Wednesday, March 23, 2005

Madrasas: Islam's schools of terror

William Dalrymple investigates Islamic colleges involved in terrorist activities:

In Islamabad, I went to see Pervez Hoodbhoy, an expert on education and the author of an important study of the madrasas. Hoodbhoy teaches at Quaid-e-Azam University, the Pakistani Oxbridge, and as we sat in the spacious campus, he described the depressing changes he had witnessed since joining the staff in the 1970s. Not only had there been a general decline in educational standards, he said, but beards, burkas and hijabs, unknown in the early 1980s, were now the norm. He estimated that only one-third of his students now resist showing some visible sign of their Islamic propriety. "And this," he added, "is by far the most liberal university in Pakistan.

"There is definitely a change in the temper of this society," he said. "The students are much less interested in the world and show much less curiosity - instead we have this mad, unthinking rush towards religiosity, and the steady erosion of the liberal elite."

I asked Hoodbhoy about his prognosis for the future.

"I am very anxious," he said. "The state educational system has reached the point of collapse. The only long-term solution has to be improved secular government schools: at the moment they are so bad that even where they exist, no one will willingly go to them.

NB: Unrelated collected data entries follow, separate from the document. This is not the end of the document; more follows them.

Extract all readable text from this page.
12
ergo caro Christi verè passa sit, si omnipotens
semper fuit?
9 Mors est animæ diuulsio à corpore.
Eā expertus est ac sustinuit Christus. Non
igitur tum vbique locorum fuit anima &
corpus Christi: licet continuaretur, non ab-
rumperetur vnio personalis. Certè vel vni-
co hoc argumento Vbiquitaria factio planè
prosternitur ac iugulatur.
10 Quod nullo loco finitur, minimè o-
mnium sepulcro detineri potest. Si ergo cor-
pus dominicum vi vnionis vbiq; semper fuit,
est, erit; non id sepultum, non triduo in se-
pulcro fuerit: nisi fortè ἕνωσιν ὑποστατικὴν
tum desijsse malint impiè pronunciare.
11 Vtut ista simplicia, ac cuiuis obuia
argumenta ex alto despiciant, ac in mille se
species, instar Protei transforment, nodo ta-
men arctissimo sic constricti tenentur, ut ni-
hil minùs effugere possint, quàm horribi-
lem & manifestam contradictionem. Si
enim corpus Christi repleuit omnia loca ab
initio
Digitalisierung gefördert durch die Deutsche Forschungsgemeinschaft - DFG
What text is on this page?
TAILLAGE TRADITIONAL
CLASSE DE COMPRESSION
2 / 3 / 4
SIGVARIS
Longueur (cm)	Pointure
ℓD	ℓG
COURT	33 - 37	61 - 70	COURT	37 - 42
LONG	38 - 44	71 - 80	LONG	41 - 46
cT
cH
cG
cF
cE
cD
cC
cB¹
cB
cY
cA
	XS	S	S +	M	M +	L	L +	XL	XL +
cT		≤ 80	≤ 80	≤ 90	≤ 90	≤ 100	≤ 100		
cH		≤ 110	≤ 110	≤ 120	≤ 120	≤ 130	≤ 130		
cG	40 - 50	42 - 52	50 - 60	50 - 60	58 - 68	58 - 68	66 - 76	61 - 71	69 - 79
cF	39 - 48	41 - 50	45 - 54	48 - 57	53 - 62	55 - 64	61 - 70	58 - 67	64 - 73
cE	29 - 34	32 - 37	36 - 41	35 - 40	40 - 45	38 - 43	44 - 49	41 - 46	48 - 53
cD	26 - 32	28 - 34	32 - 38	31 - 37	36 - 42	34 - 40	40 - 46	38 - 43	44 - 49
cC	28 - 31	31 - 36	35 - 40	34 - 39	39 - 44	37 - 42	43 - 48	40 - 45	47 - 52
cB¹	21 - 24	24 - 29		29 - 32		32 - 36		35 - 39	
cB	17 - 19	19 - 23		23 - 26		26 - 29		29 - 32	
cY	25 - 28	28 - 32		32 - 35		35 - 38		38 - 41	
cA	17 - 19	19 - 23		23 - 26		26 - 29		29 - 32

"But the biggest problem we have," he continued, "is the US. Their actions in Iraq and Afghanistan have hugely strengthened the hands of the extremists and depleted the strength of those who want to see a modern, non-fundamentalist future for this country. Before the invasion of Iraq, I called the US ambassador and warned her: if you attack Saddam, you may gain Iraq, but you'll lose Pakistan. I hope I was wrong - but I fear that I may yet be proved right."

More evidence that the invasion of Iraq is not in the best long-term interests of the United States.